中央アジアのスィル川(シルダリア川)上流の右岸付近の町のファナーカト(現在のウズベキスタンのバナーカト、タシュケントの西南)でイラン系の回教徒の家庭に生まれた。
クビライの正夫人チャブイの宮廷(オルド)に仕えて信任を受け、クビライ即位後の1262年に領中書左右部に抜擢され、諸路都転運使を兼ねて財務行政を委ねられた。翌年には、クビライが対立するアリクブケが掌握する旧来の首都カラコルムにかわって自らの拠点開平府(内モンゴル東部)に上都を開くとさらにその行政長官を兼ね、1264年には宰相格の中書平章政事に昇進、1266年に財務行政機関の国用使司が新設されるとその長官を兼ねた。アフマドは財務長官として北中国の財務行政に辣腕をふるい、新都大都(現在の北京)を中心にクビライが立てた新政府に莫大な税収をもたらした。
1270年にはアフマドの財務機関国用使司は尚書省に改められて行政機関中書省と同格になり、アフマドはその長官の平章政事に就任して財務行政部門の全権を掌握した。さらに1276年に南宋が征服されるとその故地江南の財務行政に携わり、元の国家収入の大きな部分を占めることになる塩などの専売制や、南中国諸都市の商業税制度を整備した。アフマドが財務行政を統括した20年間には、アフマドの息子や一族を含めた中央アジア出身のムスリムたちを含む様々な出自の人々がアフマドの縁故によって地方長官や地方徴税官に任命され、その派閥の領袖であるアフマドの権勢は非常に高いものだった。
アフマドの税制度はこれまでの中国の税制から大きく逸脱しており、漢人たちからの評判は非常に悪かった。しかも、アフマド配下の徴税官僚たちは、西アジア的な徴税請負制度の方式によって税を取り立てたので課税は厳しくなりがちで、民衆は「色目人」と呼ばれた彼らに対して不満をつのらせた。
さらに1271年には新設の尚書省は早々に中書省に合併されているが、財務行政部門はそのままアフマドの一族が握りつづけ、かえって彼らが中書省の本来の職務領分である行政に干渉するほどであったので、中書省を支配するクビライの嫡子チンキムや、中書省の長官アントンらモンゴル貴族たち、その部下の漢人官僚(許衡など)からアフマドら尚書省系の官僚は激しい敵意を受けた。

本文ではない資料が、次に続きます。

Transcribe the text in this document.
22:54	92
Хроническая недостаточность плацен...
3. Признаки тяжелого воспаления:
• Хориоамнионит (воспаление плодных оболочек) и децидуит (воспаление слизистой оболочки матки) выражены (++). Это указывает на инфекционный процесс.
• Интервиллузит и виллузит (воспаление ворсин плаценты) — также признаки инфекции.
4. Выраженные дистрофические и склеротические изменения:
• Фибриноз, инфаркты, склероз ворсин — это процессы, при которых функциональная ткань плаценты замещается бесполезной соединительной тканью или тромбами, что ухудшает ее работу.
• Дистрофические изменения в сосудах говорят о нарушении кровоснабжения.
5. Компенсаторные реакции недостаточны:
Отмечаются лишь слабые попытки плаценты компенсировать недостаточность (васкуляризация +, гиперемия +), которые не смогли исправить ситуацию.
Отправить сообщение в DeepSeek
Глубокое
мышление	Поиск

1281年、チンキムの母でもあるチャブイが死ぬとチンキム派とアフマド派の対立は決定的な局面に至り、チンキムの与党によるアフマド排斥の陰謀により、1282年にアフマドは暗殺された。その最期は、チンキム派の王著と高和尚らの画策によって東宮に誘い出され、大銅鎚で撃殺されるというものであった。
その後、クビライはアフマド殺害の過度で王著と高和尚らの処刑を執行した、しかし、アフマドの生前の様々な専権行為による不正が次々と暴露されると、クビライは「王著と高和尚らは正しかった」と述べて、アフマドの一族は弾劾された。しかも、クビライはアフマドの墓を暴き出してその棺を剖いて、アフマドの屍を大都の通玄門に晒しだした。その上にアフマドの一族も失脚し、処刑に処されたと伝わる。
同僚や漢人から不人気であったアフマドは死後に姦臣として名を残し、元の歴史を記した正史『元史』でも伝は「姦臣伝」に入れられた。その内容は非常に辛辣で、これにしたがってアフマドは悪人として評価されることが多い。しかし、西方で記された『集史』ではクビライを支えた名宰相として高い評価が与えられている。確かにクビライが元の特異な財政制度をするにあたってアフマドが果たした役割は大きく、近年のモンゴル史研究では一面的な否定的評価を廃し、むしろ肯定的に評価されることが増えている。